Opinion

Putin proves Obama wrong with his ugly military solution in Syria

President Obama declared last year that “There is no military solution in Syria.” Sadly, Russia’s Vladimir Putin has now proved him wrong by imposing one.

Aleppo, Syria’s largest city and the last rebel stronghold, is about to fall, thanks to withering Russian air bombardment backing government and Iranian troops. That effectively secures Bashar al-Assad’s hold on power in at least a large rump of Syria.

That left Secretary of State John Kerry with nothing to do but organize a “cessation of hostilities.”

Kerry hailed that as a significant accomplishment. But it falls far short of a lasting ceasefire: Russia intends to keep bombing, and Assad’s troops will keep fighting.

“If we negotiate, it does not mean that we stop fighting terrorism,” said the Syrian strongman. “The two tracks are inevitable in Syria.”

Even Kerry admits Putin may have only engaged in “talk for the sake of talk in order to continue the bombing.”

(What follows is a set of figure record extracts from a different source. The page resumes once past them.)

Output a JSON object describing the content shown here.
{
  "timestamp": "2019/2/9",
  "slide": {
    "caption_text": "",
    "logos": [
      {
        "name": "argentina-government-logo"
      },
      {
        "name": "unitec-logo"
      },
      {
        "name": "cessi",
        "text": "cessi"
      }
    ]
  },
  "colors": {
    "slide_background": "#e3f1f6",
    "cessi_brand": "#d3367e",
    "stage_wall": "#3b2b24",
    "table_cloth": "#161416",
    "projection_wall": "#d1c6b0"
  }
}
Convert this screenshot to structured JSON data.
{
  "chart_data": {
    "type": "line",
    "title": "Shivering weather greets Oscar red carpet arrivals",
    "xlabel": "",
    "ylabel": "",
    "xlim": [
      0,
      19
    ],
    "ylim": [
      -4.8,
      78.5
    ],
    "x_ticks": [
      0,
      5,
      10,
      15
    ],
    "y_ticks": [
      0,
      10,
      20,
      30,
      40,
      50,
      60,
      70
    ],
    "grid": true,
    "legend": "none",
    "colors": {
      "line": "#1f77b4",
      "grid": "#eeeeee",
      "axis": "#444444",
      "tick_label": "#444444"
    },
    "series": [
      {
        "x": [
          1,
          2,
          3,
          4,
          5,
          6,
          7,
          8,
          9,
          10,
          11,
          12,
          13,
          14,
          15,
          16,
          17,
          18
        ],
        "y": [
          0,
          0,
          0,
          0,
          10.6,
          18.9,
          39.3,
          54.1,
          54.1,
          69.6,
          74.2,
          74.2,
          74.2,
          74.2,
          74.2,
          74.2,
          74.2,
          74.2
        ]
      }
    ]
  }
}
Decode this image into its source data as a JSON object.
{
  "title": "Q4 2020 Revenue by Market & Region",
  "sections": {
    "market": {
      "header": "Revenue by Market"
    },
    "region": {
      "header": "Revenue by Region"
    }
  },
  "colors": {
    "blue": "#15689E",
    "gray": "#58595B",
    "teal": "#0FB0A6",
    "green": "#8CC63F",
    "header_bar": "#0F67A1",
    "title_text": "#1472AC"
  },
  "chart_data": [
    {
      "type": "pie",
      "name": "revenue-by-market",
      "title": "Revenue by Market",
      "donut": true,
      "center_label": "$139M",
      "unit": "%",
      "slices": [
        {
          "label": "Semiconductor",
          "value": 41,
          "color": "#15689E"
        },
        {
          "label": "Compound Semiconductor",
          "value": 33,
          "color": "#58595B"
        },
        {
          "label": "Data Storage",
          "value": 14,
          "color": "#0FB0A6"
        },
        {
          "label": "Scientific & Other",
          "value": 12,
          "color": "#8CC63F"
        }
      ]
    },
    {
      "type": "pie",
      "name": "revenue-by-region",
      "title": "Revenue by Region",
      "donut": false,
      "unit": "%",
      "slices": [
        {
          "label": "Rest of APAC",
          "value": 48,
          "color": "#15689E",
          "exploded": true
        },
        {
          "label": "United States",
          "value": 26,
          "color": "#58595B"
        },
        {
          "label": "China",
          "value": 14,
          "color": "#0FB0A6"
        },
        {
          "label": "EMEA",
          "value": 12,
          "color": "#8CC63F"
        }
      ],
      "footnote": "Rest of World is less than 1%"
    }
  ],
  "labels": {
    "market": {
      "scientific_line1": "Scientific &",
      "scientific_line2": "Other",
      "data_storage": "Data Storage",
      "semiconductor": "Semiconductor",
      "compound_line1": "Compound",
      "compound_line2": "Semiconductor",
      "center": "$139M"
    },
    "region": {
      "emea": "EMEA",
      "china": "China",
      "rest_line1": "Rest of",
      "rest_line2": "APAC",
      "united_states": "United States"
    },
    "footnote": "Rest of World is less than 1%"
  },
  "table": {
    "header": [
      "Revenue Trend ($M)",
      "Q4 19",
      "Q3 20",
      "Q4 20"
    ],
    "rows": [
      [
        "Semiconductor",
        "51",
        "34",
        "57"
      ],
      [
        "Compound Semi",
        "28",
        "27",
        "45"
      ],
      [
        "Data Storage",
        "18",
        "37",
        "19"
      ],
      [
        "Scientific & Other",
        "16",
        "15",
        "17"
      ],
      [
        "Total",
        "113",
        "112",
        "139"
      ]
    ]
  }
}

Obama’s “no military solution” talk was just an excuse. Putin, by contrast, saw no political solution — and set out to change the facts on the ground, as he now has. Assad — whom Obama and then-Secretary of State Hillary Clinton once loudly and repeatedly insisted “had to go” — is firmly entrenched.

The key moment came when Obama walked away from his 2013 “red line” on chemical weapons as soon as Assad had crossed it. The world took note: America’s friends learned not to rely on Obama’s promises; America’s enemies learned they could call his bluff.

Meanwhile, Assad has killed 250,000 of his own people, imprisoned and tortured countless others and turned millions into refugees.

And the president who once declared that America does not “turn a blind eye to atrocities in other countries” continues to do just that — to the great amusement of Vladimir Putin and Bashar Assad.